Energy efficiency is an important topic because it is one of the three major components of climate change policies, together with the shift to renewable sources and the restriction of CO2 gas emissions. In the previous European strategy for preventing climate change there was established the famous 20-20-20 rule, that is: renewable energies would become 20% of the total mix of European energy consumption, CO2 gas emissions would be reduced by 20%; and the efficiency of our energy system would be increased by 27%, as the recent European Council that took place on 23rd October agreed.


Energy efficiency is not a unique concept, it is an attempt to achieve a balance between production and energy consumption. Up to 2006 the GDP and energy consumption moved –growing- in parallel but since then energy consumption started declining, in a decoupling process; intensified since 2008 because of the crisis. Behind this reduction in the consumption of energy there is certainly a reduction in general economic activity but also a better energy performance of buildings, more efficient equipment and a detailed system of labelling that allows consumers to choose those electric and electronic devices which are more energy efficient.

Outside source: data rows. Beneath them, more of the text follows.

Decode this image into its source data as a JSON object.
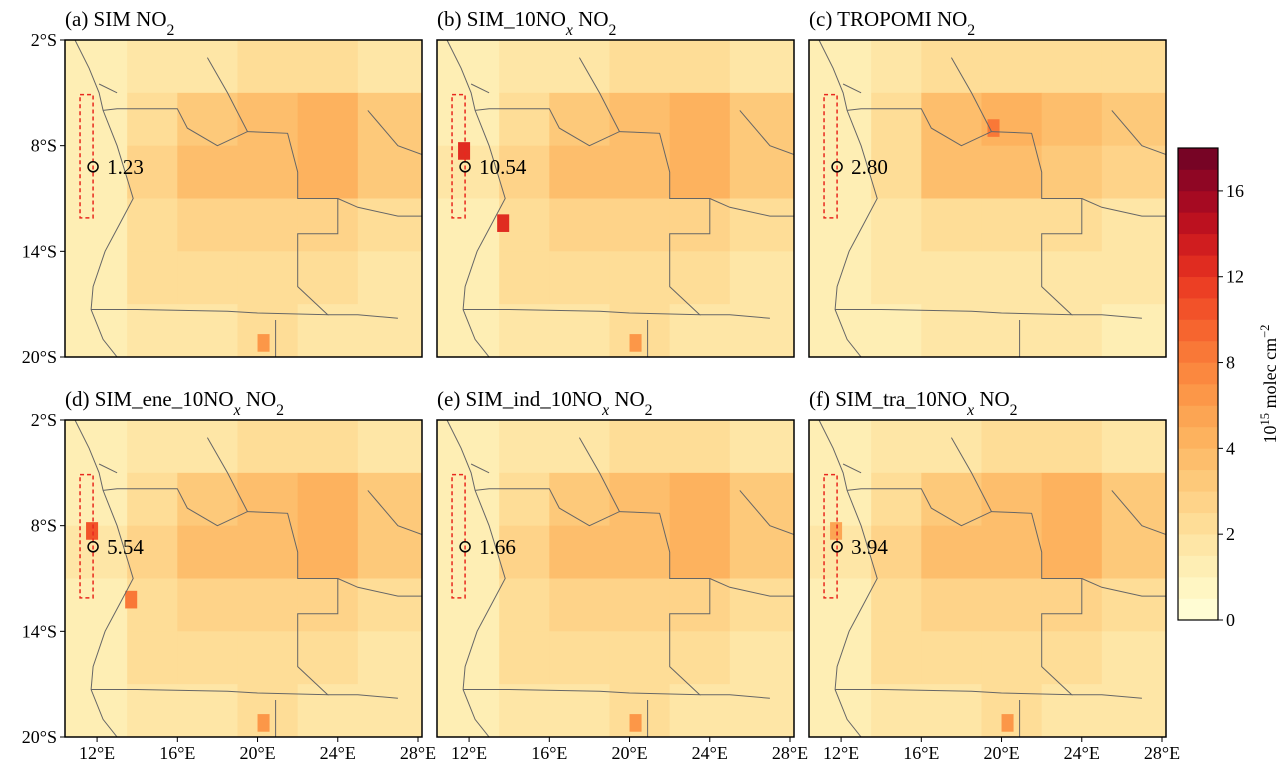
{
  "chart_data": {
    "type": "map",
    "xlim": [
      10.4,
      28.2
    ],
    "ylim": [
      -20,
      -2
    ],
    "xticks": [
      {
        "value": 12,
        "label": "12°E"
      },
      {
        "value": 16,
        "label": "16°E"
      },
      {
        "value": 20,
        "label": "20°E"
      },
      {
        "value": 24,
        "label": "24°E"
      },
      {
        "value": 28,
        "label": "28°E"
      }
    ],
    "yticks": [
      {
        "value": -2,
        "label": "2°S"
      },
      {
        "value": -8,
        "label": "8°S"
      },
      {
        "value": -14,
        "label": "14°S"
      },
      {
        "value": -20,
        "label": "20°S"
      }
    ],
    "lon_edges": [
      10.4,
      13.5,
      16,
      19,
      22,
      25,
      28.2
    ],
    "lat_edges": [
      -2,
      -5,
      -8,
      -11,
      -14,
      -17,
      -20
    ],
    "panels": [
      {
        "title": [
          {
            "text": "(a) SIM NO"
          },
          {
            "sub": "2"
          }
        ],
        "field": [
          [
            1.2,
            1.8,
            1.8,
            2,
            2,
            1.8
          ],
          [
            1.2,
            2.2,
            3,
            3.5,
            4,
            3.2
          ],
          [
            1.4,
            2.5,
            3.5,
            3.5,
            4,
            3
          ],
          [
            1.2,
            2.2,
            2.5,
            2.5,
            2.5,
            2.2
          ],
          [
            1.2,
            2,
            2,
            2.2,
            2,
            1.8
          ],
          [
            1.2,
            1.8,
            1.8,
            2,
            1.8,
            1.8
          ]
        ],
        "hotspots": [
          {
            "lon": 20.3,
            "lat": -19.2,
            "value": 6
          }
        ],
        "site": {
          "value": 1.23,
          "label": "1.23"
        }
      },
      {
        "title": [
          {
            "text": "(b) SIM_10NO"
          },
          {
            "sub": "x",
            "italic": true
          },
          {
            "text": " NO"
          },
          {
            "sub": "2"
          }
        ],
        "field": [
          [
            1.2,
            1.8,
            1.8,
            2,
            2,
            1.8
          ],
          [
            1.4,
            2.4,
            3,
            3.5,
            4,
            3.2
          ],
          [
            1.6,
            2.6,
            3.5,
            3.5,
            4,
            3
          ],
          [
            1.4,
            2.2,
            2.5,
            2.5,
            2.5,
            2.2
          ],
          [
            1.2,
            2,
            2,
            2.2,
            2,
            1.8
          ],
          [
            1.2,
            1.8,
            1.8,
            2,
            1.8,
            1.8
          ]
        ],
        "hotspots": [
          {
            "lon": 11.75,
            "lat": -8.3,
            "value": 12
          },
          {
            "lon": 13.7,
            "lat": -12.4,
            "value": 12
          },
          {
            "lon": 20.3,
            "lat": -19.2,
            "value": 6
          }
        ],
        "site": {
          "value": 10.54,
          "label": "10.54"
        }
      },
      {
        "title": [
          {
            "text": "(c) TROPOMI NO"
          },
          {
            "sub": "2"
          }
        ],
        "field": [
          [
            1.2,
            1.8,
            2,
            2.2,
            2.2,
            2
          ],
          [
            1.2,
            2,
            3.5,
            4,
            3.5,
            3
          ],
          [
            1.2,
            2,
            3.5,
            3.5,
            3,
            2.5
          ],
          [
            1,
            1.8,
            2,
            2,
            2,
            1.8
          ],
          [
            1,
            1.5,
            1.8,
            1.8,
            1.8,
            1.5
          ],
          [
            1,
            1.2,
            1.5,
            1.5,
            1.5,
            1.2
          ]
        ],
        "hotspots": [
          {
            "lon": 19.6,
            "lat": -7,
            "value": 8
          }
        ],
        "site": {
          "value": 2.8,
          "label": "2.80"
        }
      },
      {
        "title": [
          {
            "text": "(d) SIM_ene_10NO"
          },
          {
            "sub": "x",
            "italic": true
          },
          {
            "text": " NO"
          },
          {
            "sub": "2"
          }
        ],
        "field": [
          [
            1.2,
            1.8,
            1.8,
            2,
            2,
            1.8
          ],
          [
            1.3,
            2.3,
            3,
            3.5,
            4,
            3.2
          ],
          [
            1.5,
            2.5,
            3.5,
            3.5,
            4,
            3
          ],
          [
            1.3,
            2.2,
            2.5,
            2.5,
            2.5,
            2.2
          ],
          [
            1.2,
            2,
            2,
            2.2,
            2,
            1.8
          ],
          [
            1.2,
            1.8,
            1.8,
            2,
            1.8,
            1.8
          ]
        ],
        "hotspots": [
          {
            "lon": 11.75,
            "lat": -8.3,
            "value": 10
          },
          {
            "lon": 13.7,
            "lat": -12.2,
            "value": 8
          },
          {
            "lon": 20.3,
            "lat": -19.2,
            "value": 6
          }
        ],
        "site": {
          "value": 5.54,
          "label": "5.54"
        }
      },
      {
        "title": [
          {
            "text": "(e) SIM_ind_10NO"
          },
          {
            "sub": "x",
            "italic": true
          },
          {
            "text": " NO"
          },
          {
            "sub": "2"
          }
        ],
        "field": [
          [
            1.2,
            1.8,
            1.8,
            2,
            2,
            1.8
          ],
          [
            1.2,
            2.2,
            3,
            3.5,
            4,
            3.2
          ],
          [
            1.4,
            2.5,
            3.5,
            3.5,
            4,
            3
          ],
          [
            1.2,
            2.2,
            2.5,
            2.5,
            2.5,
            2.2
          ],
          [
            1.2,
            2,
            2,
            2.2,
            2,
            1.8
          ],
          [
            1.2,
            1.8,
            1.8,
            2,
            1.8,
            1.8
          ]
        ],
        "hotspots": [
          {
            "lon": 20.3,
            "lat": -19.2,
            "value": 6
          }
        ],
        "site": {
          "value": 1.66,
          "label": "1.66"
        }
      },
      {
        "title": [
          {
            "text": "(f) SIM_tra_10NO"
          },
          {
            "sub": "x",
            "italic": true
          },
          {
            "text": " NO"
          },
          {
            "sub": "2"
          }
        ],
        "field": [
          [
            1.2,
            1.8,
            1.8,
            2,
            2,
            1.8
          ],
          [
            1.3,
            2.3,
            3,
            3.5,
            4,
            3.2
          ],
          [
            1.5,
            2.5,
            3.5,
            3.5,
            4,
            3
          ],
          [
            1.3,
            2.2,
            2.5,
            2.5,
            2.5,
            2.2
          ],
          [
            1.2,
            2,
            2,
            2.2,
            2,
            1.8
          ],
          [
            1.2,
            1.8,
            1.8,
            2,
            1.8,
            1.8
          ]
        ],
        "hotspots": [
          {
            "lon": 11.75,
            "lat": -8.3,
            "value": 5
          },
          {
            "lon": 20.3,
            "lat": -19.2,
            "value": 6
          }
        ],
        "site": {
          "value": 3.94,
          "label": "3.94"
        }
      }
    ],
    "colorbar": {
      "bounds": [
        0,
        0.5,
        1,
        1.5,
        2,
        2.5,
        3,
        3.5,
        4,
        5,
        6,
        7,
        8,
        9,
        10,
        11,
        12,
        13,
        14,
        15,
        16,
        17,
        18
      ],
      "colors": [
        "#fffcd3",
        "#fff6c3",
        "#feeeb4",
        "#fee6a6",
        "#fedd97",
        "#fed389",
        "#fdc97a",
        "#fdbe6c",
        "#fdb25e",
        "#fca553",
        "#fc9748",
        "#fb883f",
        "#f97837",
        "#f6652f",
        "#f25229",
        "#ec3f24",
        "#e02c20",
        "#d01d1f",
        "#bc111f",
        "#a60a22",
        "#8f0624",
        "#770425"
      ],
      "ticks": [
        0,
        2,
        4,
        8,
        12,
        16
      ],
      "label": [
        {
          "text": "10"
        },
        {
          "sup": "15"
        },
        {
          "text": " molec cm"
        },
        {
          "sup": "−2"
        }
      ]
    }
  }
}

EU households spend on average 6.4% of their disposable income on home-related energy use, about two thirds for heating and one-third for other purposes. In 2012 almost 11% of the population of the EU was unable to keep its homes adequately warm. In this sense energy efficiency is very much linked with energy poverty. Those with more difficulties in coping with the electricity bill at the end of the month usually live in the houses with the worst insulation conditions. Less resources and worst housing correlate perfectly. Any policy that would improve building insulation will benefit the population with lower income, as the money spent on energy will be better used.

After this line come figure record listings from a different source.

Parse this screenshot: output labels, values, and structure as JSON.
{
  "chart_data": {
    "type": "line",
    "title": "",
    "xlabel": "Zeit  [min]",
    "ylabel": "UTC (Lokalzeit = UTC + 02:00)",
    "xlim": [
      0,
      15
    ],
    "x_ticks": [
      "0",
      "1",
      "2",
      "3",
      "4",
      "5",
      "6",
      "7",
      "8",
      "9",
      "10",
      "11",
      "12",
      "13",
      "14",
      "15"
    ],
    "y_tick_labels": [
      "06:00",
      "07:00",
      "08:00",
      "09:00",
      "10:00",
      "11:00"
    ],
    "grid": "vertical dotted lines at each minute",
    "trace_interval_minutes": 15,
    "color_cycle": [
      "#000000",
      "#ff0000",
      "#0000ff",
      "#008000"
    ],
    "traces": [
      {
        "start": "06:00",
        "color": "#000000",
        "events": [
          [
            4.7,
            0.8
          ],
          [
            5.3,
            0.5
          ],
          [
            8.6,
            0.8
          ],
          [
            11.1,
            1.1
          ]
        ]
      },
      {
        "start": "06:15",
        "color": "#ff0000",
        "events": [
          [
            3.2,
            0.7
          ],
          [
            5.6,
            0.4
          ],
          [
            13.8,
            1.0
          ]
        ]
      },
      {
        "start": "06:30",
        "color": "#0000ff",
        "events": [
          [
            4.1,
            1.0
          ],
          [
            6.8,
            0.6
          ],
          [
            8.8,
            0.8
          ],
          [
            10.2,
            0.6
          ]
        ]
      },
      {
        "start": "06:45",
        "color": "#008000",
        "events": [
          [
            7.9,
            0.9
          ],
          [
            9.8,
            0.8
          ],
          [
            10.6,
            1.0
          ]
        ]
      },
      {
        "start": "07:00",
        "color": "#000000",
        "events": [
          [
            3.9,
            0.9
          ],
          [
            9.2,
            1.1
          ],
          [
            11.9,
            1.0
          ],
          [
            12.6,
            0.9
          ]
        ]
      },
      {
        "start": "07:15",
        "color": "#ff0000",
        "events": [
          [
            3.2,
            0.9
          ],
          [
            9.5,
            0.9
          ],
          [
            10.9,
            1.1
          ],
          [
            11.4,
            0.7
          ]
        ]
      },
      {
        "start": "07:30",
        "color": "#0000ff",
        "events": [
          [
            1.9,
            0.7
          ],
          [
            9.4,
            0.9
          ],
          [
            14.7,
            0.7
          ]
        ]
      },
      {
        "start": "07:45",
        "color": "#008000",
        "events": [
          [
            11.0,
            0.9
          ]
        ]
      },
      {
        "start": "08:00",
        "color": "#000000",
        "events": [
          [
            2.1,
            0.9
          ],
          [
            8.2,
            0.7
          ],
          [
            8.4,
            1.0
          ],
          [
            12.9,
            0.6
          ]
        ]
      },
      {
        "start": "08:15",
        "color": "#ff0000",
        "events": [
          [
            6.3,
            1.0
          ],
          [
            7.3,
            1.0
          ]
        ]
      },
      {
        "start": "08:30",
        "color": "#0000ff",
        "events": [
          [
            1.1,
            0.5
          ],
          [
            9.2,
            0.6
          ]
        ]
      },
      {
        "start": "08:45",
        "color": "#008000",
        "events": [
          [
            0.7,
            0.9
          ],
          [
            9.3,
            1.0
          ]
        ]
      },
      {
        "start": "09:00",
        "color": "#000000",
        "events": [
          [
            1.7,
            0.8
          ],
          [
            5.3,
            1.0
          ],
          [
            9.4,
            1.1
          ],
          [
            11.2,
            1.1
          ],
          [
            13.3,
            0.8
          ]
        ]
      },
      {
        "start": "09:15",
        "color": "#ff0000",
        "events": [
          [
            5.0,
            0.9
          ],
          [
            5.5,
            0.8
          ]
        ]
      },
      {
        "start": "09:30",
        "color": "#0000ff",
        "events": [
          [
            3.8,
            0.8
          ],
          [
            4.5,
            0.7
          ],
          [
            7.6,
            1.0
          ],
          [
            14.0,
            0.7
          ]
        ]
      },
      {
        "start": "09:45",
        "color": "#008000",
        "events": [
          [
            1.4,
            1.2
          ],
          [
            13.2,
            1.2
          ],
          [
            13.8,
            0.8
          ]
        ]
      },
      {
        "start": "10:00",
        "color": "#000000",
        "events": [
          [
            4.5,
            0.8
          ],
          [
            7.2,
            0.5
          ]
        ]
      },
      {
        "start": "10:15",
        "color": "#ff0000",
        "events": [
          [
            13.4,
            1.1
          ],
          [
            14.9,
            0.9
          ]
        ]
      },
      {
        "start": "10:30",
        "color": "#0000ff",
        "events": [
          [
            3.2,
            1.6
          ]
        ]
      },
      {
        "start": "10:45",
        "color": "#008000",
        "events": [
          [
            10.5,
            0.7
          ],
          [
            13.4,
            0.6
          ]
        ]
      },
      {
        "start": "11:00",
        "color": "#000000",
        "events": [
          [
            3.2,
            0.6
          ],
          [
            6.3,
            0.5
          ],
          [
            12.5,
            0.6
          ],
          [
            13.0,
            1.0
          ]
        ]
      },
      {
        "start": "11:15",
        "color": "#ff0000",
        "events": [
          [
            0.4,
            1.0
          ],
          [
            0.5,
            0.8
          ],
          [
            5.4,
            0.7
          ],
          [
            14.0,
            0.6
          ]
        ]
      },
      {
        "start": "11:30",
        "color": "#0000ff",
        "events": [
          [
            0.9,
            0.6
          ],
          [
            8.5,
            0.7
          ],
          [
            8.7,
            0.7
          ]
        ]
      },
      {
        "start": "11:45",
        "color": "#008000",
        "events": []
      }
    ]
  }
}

The expectations as to meeting the 2020 target, 27%, are very high. Unfortunately a third of the success is due to the economic crisis, but in any case, the trend towards a more efficient energy system is clearly outlined and that allows us to be also optimistic that the new target for 2030 will be accomplished, and that hopefully, in a recovering economic situation. In this sense the objective of a 30% improvement in efficiency, although ambitious it doesn´t sound impossible. On the contrary energy efficiency is very much linked to cost reduction for industries, in the medium term, although it can imply necessary investments at the first stages. And it can boost activity in construction so as to improve building energy efficiency


The bottle neck of this process is the finance. The Commission assesses that at least €38 billion/year will be necessary to achieve the 2030 framework. Most of this money should come from private funding, as almost 90% of the EU building floorspace is privately owned. State funds will also be necessary to support this shift. The contribution of the European Structural Funds in the period 2014-2020 in promoting low carbon economy investments reaches €38 billion but it will be necessary that the states allocate significant amounts for the Cohesion Policy funding.  The negotiation now open is about the funding after 2020 because if these measures are to have a real impact the level of investment has to be in accordance with the challenge, and extended over the long term.


The whole efficiency programme of the European Commission has some weakness. For example, although the Commission establishes binding targets for the Union itself it is not the case for each Member State as they operate on voluntary targets. The expectation is that the aggregate result will be positive for the Union, but the speed can be very different state by state. In fact the Union is counting on the more efficient countries keeping to their path in such an intense way that they could compensate for the limitations of the others.